Liquor, Religion and Snakes: Not as Bad a Combination as You’d Think

The city of Savannah, Georgia, has banned snakes from its St. Patrick’s Day Parade because it does not think that inebriation and dangerous animals are a good combination. Obviously that would be a very bad combination. All that remains to be proven, then, is that the sort of snakes Americans keep as pets qualify as dangerous animals, which is more than the city of Savannah would want to assert in front of a herpetologically literate audience.

Pet pythons have killed about as many people in the last thirty years as were mauled to death by dogs in the last six months (11 people). Most of those victims made the mistake of handling their snakes when no one else was around, which is about the only time a fatal attack can be pulled off by an animal whose method of attack — bite, grip, and constrict — puts its teeth out of the picture in the first move. Two people versus a python is no contest, especially if the weather is cold enough to make the python sluggish and one of the people is an armed policeman on parade duty.

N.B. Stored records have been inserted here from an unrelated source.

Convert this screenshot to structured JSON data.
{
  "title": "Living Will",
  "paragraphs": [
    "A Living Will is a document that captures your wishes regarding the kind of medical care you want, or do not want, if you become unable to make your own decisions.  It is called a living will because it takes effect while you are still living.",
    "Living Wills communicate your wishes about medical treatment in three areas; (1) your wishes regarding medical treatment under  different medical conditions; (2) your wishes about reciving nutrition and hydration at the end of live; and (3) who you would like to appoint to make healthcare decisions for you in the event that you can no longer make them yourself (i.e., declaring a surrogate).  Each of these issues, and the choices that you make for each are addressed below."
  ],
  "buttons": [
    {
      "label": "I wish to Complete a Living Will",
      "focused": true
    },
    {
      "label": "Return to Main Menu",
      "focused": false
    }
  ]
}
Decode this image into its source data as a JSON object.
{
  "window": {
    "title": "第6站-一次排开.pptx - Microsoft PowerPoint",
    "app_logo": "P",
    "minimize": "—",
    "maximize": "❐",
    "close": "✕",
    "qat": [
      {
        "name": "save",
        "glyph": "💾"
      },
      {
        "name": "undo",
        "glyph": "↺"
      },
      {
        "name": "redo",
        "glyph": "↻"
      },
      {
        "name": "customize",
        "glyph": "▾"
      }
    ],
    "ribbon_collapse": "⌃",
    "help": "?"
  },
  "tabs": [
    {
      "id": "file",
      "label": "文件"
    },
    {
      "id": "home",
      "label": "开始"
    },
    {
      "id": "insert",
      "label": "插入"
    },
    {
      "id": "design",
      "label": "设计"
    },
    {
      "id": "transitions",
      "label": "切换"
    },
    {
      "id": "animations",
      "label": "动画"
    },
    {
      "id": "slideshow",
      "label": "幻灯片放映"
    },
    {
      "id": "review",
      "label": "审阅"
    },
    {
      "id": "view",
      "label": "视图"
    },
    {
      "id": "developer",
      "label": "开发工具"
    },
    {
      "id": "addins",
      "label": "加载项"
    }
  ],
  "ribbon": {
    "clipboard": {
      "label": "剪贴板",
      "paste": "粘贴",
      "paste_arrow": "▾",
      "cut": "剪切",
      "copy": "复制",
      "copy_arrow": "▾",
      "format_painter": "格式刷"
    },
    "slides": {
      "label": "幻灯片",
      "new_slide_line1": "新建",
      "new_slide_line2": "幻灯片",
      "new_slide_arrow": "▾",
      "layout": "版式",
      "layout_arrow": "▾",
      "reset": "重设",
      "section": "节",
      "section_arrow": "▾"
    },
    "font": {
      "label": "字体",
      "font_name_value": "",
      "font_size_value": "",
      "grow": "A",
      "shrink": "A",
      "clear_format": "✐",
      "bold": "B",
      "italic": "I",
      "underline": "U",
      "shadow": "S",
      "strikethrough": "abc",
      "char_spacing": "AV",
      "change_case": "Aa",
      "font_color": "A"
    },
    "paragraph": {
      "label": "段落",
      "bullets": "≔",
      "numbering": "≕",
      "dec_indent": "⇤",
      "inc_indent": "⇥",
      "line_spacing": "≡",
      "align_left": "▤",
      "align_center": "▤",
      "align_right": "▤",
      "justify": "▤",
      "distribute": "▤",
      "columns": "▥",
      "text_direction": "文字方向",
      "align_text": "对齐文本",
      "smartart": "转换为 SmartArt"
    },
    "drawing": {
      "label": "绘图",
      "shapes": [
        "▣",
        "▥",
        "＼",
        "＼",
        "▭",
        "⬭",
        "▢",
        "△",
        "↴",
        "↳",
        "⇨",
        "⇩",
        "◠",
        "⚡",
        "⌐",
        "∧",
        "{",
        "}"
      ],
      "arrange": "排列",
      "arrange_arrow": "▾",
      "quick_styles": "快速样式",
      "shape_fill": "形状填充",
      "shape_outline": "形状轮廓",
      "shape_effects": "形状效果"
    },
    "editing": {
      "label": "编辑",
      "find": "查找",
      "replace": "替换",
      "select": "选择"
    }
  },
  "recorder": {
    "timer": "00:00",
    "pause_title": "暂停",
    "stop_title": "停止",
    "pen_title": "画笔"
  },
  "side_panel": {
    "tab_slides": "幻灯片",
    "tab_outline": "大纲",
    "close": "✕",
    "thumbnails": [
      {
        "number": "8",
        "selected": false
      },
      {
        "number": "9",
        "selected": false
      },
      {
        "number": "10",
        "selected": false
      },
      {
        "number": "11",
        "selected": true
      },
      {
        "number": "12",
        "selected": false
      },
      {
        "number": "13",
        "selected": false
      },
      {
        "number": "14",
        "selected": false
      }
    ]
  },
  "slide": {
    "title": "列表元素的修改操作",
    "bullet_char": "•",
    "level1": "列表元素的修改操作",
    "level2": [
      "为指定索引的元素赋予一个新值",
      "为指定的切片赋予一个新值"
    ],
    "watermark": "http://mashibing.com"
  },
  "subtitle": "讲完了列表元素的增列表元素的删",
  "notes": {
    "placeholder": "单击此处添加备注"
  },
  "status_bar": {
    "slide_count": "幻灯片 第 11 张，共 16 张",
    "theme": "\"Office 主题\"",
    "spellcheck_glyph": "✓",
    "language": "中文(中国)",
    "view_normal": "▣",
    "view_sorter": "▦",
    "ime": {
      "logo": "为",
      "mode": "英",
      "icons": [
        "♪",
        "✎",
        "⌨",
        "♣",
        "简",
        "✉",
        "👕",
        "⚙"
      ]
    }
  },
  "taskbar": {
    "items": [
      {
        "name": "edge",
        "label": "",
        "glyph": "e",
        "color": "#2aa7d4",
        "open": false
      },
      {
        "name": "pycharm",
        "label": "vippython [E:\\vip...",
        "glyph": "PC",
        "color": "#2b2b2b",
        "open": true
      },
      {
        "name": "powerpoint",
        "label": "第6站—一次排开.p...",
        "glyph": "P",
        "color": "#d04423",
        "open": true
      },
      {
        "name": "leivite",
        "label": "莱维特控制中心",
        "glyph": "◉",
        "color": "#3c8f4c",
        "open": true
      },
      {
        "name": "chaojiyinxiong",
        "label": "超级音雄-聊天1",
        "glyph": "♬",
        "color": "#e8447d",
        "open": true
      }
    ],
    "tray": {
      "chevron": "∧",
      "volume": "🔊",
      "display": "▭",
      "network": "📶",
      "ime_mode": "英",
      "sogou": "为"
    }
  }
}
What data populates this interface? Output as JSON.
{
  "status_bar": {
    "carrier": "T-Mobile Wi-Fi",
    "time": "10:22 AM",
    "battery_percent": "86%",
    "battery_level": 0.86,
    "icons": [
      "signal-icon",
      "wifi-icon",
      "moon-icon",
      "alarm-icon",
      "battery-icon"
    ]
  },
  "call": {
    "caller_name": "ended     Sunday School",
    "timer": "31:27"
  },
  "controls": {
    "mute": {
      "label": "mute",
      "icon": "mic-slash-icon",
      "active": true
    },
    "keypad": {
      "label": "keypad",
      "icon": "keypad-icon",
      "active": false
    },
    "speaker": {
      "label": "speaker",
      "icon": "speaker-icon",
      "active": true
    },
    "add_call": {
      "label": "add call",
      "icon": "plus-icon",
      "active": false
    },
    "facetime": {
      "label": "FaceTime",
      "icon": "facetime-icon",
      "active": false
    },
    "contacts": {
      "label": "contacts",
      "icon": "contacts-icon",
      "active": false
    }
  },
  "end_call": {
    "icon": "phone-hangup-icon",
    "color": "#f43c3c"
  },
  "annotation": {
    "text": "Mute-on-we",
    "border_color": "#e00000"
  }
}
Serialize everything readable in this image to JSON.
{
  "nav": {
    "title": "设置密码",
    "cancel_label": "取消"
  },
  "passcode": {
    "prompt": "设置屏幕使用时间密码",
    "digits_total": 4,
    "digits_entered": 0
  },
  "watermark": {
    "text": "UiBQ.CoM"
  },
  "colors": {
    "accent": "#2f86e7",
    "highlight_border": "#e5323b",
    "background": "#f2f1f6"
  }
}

Most of the eleven snakes were over six feet long, which rules out any ball python not taking powerful steroids. Reticulated pythons get that big, but a six-foot retic would weigh at least fifty pounds. If you are strong enough to carry a suitcase-sized snake around all day — and personally I doubt that many snake-owning Georgians are — you’re probably strong enough to keep your neighbors safe from it. Someone ought to call the Catholic League, because this restriction of religious expression doesn’t seem to have sound evidence behind it.